Education

  • Ph.D., M.S. University of North Carolina at Charlotte
  • M.S. M.S. Georgia Institute of Technology
  • B.S. St. Mary's University

Background

My teaching interests include computer science and my research interests include computer science education, recommender systems, and data mining. Before coming to Davidson, I served as a staff researcher at the University of North Carolina at Charlotte working on a data science Learning Analytics project in the College of Computing and Informatics. Prior to obtaining my Ph.D., I enjoyed a successful career in software development as well as software development and services delivery management, primarily in the finance industry and in government-funded research and development.

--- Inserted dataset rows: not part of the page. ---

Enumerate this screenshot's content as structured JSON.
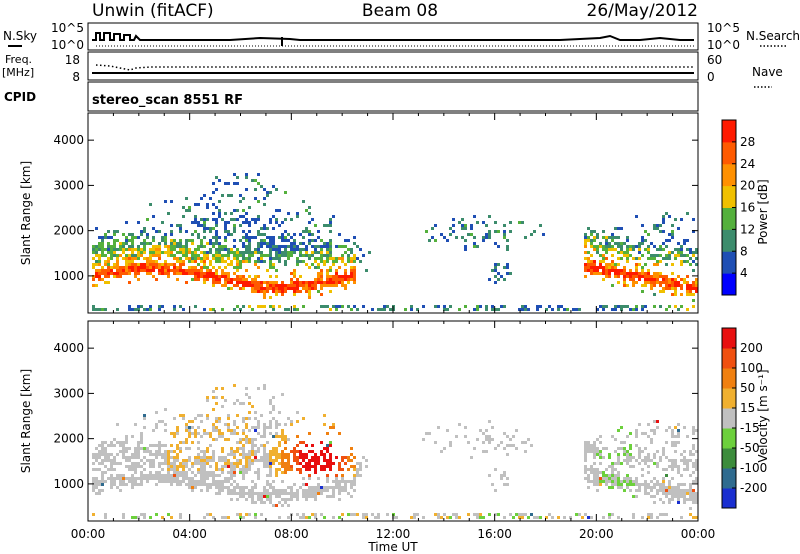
{
  "header": {
    "title_left": "Unwin (fitACF)",
    "title_center": "Beam 08",
    "title_right": "26/May/2012"
  },
  "status_panels": {
    "nsky_label": "N.Sky",
    "nsearch_label": "N.Search",
    "nsky_ticks": [
      "10^5",
      "10^0"
    ],
    "nsearch_ticks": [
      "10^5",
      "10^0"
    ],
    "freq_label": "Freq.",
    "freq_unit": "[MHz]",
    "freq_ticks": [
      "18",
      "8"
    ],
    "nave_label": "Nave",
    "nave_ticks": [
      "60",
      "0"
    ],
    "cpid_label": "CPID",
    "cpid_text": "stereo_scan 8551 RF"
  },
  "chart_data": [
    {
      "type": "heatmap",
      "name": "power",
      "ylabel": "Slant Range [km]",
      "xlabel": "",
      "colorbar_label": "Power [dB]",
      "colorbar_ticks": [
        "28",
        "24",
        "20",
        "16",
        "12",
        "8",
        "4"
      ],
      "colorbar_colors": [
        "#0000ff",
        "#1f4fb4",
        "#3c8c6c",
        "#54b03c",
        "#f0c000",
        "#ff9000",
        "#ff5a00",
        "#ff1a00"
      ],
      "yticks": [
        1000,
        2000,
        3000,
        4000
      ],
      "ylim": [
        180,
        4600
      ],
      "xlim_hours": [
        0,
        24
      ]
    },
    {
      "type": "heatmap",
      "name": "velocity",
      "ylabel": "Slant Range [km]",
      "xlabel": "Time UT",
      "colorbar_label": "Velocity [m s⁻¹]",
      "colorbar_ticks": [
        "200",
        "100",
        "50",
        "15",
        "-15",
        "-50",
        "-100",
        "-200"
      ],
      "colorbar_colors": [
        "#1a2fd0",
        "#2f6b8f",
        "#3c8c3c",
        "#6cd03c",
        "#c0c0c0",
        "#f0b030",
        "#f08010",
        "#f05010",
        "#e81010"
      ],
      "yticks": [
        1000,
        2000,
        3000,
        4000
      ],
      "ylim": [
        180,
        4600
      ],
      "xlim_hours": [
        0,
        24
      ],
      "xticks": [
        "00:00",
        "04:00",
        "08:00",
        "12:00",
        "16:00",
        "20:00",
        "00:00"
      ]
    }
  ]
}
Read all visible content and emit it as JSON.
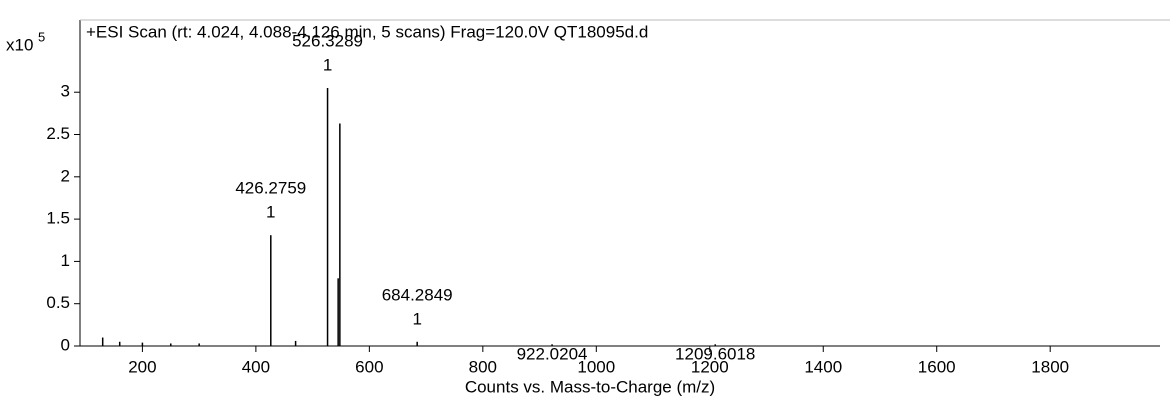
{
  "chart_data": {
    "type": "spectrum",
    "title": "+ESI Scan (rt: 4.024, 4.088-4.126 min, 5 scans) Frag=120.0V QT18095d.d",
    "y_scale_base": "x10",
    "y_scale_exponent": "5",
    "xlabel": "Counts vs. Mass-to-Charge (m/z)",
    "x": [
      130,
      160,
      200,
      250,
      300,
      426.2759,
      470,
      526.3289,
      545,
      548,
      684.2849,
      922.0204,
      1209.6018
    ],
    "values": [
      0.1,
      0.05,
      0.04,
      0.03,
      0.03,
      1.31,
      0.06,
      3.05,
      0.8,
      2.63,
      0.05,
      0.02,
      0.02
    ],
    "x_labels": [
      null,
      null,
      null,
      null,
      null,
      "426.2759",
      null,
      "526.3289",
      null,
      null,
      "684.2849",
      "922.0204",
      "1209.6018"
    ],
    "charge_labels": [
      null,
      null,
      null,
      null,
      null,
      "1",
      null,
      "1",
      null,
      null,
      "1",
      null,
      null
    ],
    "color": "#000000",
    "xlim": [
      90,
      1990
    ],
    "ylim": [
      0,
      3.83
    ],
    "xticks": [
      200,
      400,
      600,
      800,
      1000,
      1200,
      1400,
      1600,
      1800
    ],
    "yticks": [
      0,
      0.5,
      1,
      1.5,
      2,
      2.5,
      3
    ]
  }
}
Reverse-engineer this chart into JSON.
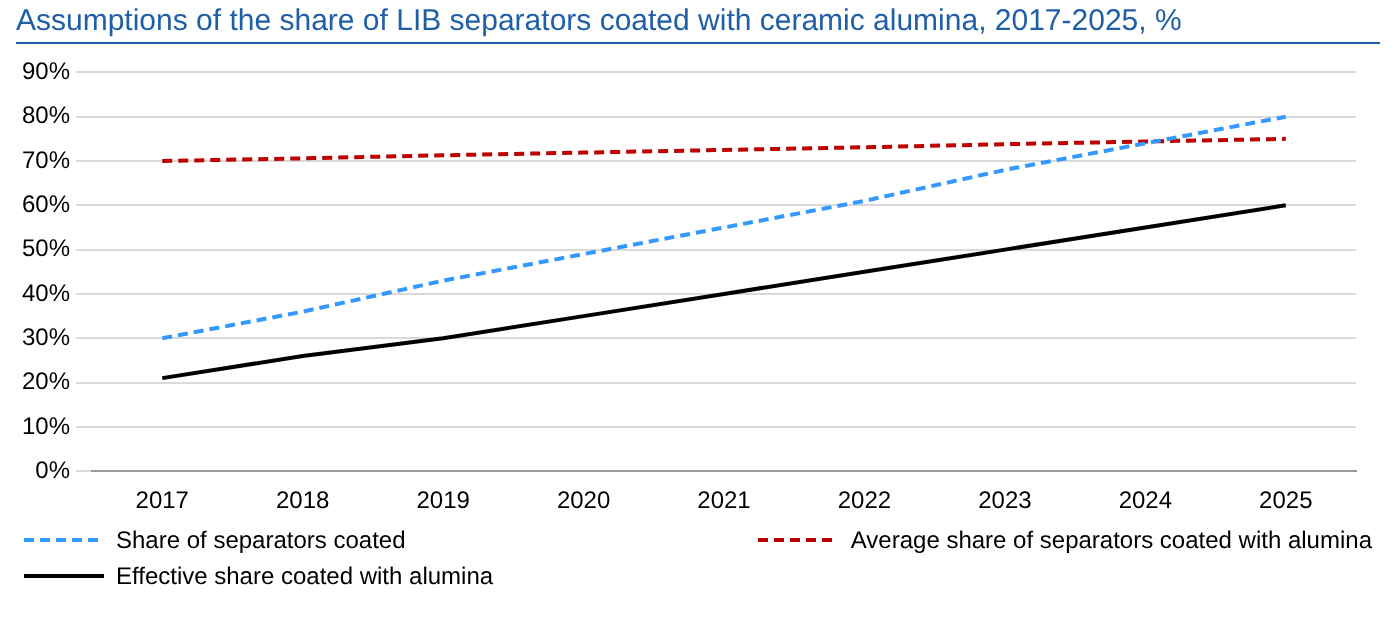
{
  "chart_data": {
    "type": "line",
    "title": "Assumptions of the share of LIB separators coated with ceramic alumina, 2017-2025, %",
    "categories": [
      "2017",
      "2018",
      "2019",
      "2020",
      "2021",
      "2022",
      "2023",
      "2024",
      "2025"
    ],
    "series": [
      {
        "name": "Share of separators coated",
        "color": "#3399ff",
        "line_style": "dashed",
        "values": [
          30,
          36,
          43,
          49,
          55,
          61,
          68,
          74,
          80
        ]
      },
      {
        "name": "Average share of separators coated with alumina",
        "color": "#c00000",
        "line_style": "dashed",
        "values": [
          70,
          70.6,
          71.3,
          71.9,
          72.5,
          73.1,
          73.8,
          74.4,
          75
        ]
      },
      {
        "name": "Effective share coated with alumina",
        "color": "#000000",
        "line_style": "solid",
        "values": [
          21,
          26,
          30,
          35,
          40,
          45,
          50,
          55,
          60
        ]
      }
    ],
    "ylim": [
      0,
      90
    ],
    "yticks": [
      {
        "value": 0,
        "label": "0%"
      },
      {
        "value": 10,
        "label": "10%"
      },
      {
        "value": 20,
        "label": "20%"
      },
      {
        "value": 30,
        "label": "30%"
      },
      {
        "value": 40,
        "label": "40%"
      },
      {
        "value": 50,
        "label": "50%"
      },
      {
        "value": 60,
        "label": "60%"
      },
      {
        "value": 70,
        "label": "70%"
      },
      {
        "value": 80,
        "label": "80%"
      },
      {
        "value": 90,
        "label": "90%"
      }
    ],
    "grid": "y",
    "legend": "bottom",
    "marker": "none"
  }
}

I began my software development and management career working at Georgia Tech Research Institute for six years, then 26 years at IBM Corporation, and two years as a private consultant at a Fortune 50 banking institution. I am a PMI-certified project management professional. Research For my doctoral research in computing and information systems, I focused on the study of attacks on recommender systems. My recommender system work has been published and presented at various stateside and international conferences such as the Association for Computing Machinery (ACM) Recommender Systems; User Modeling, Adaption, and Personalization (UMAP); and Florida Artificial Intelligence Research Society (FLAIRS). As a Ph.D. student at UNCC, I received the 2014-15 Giles Dissertation-Year Fellowship award from the graduate school and the 2011 Outstanding Teaching Assistant Award from the College of Computing and Informatics. I also co-authored (with Celine Latulipe and N. Bruce Long) the paper "Structuring Flipped Classes with Lightweight Teams and Gamification" that won the Best Paper award at the 2015 ACM SigCSE Technical Symposium on Computer Science Education.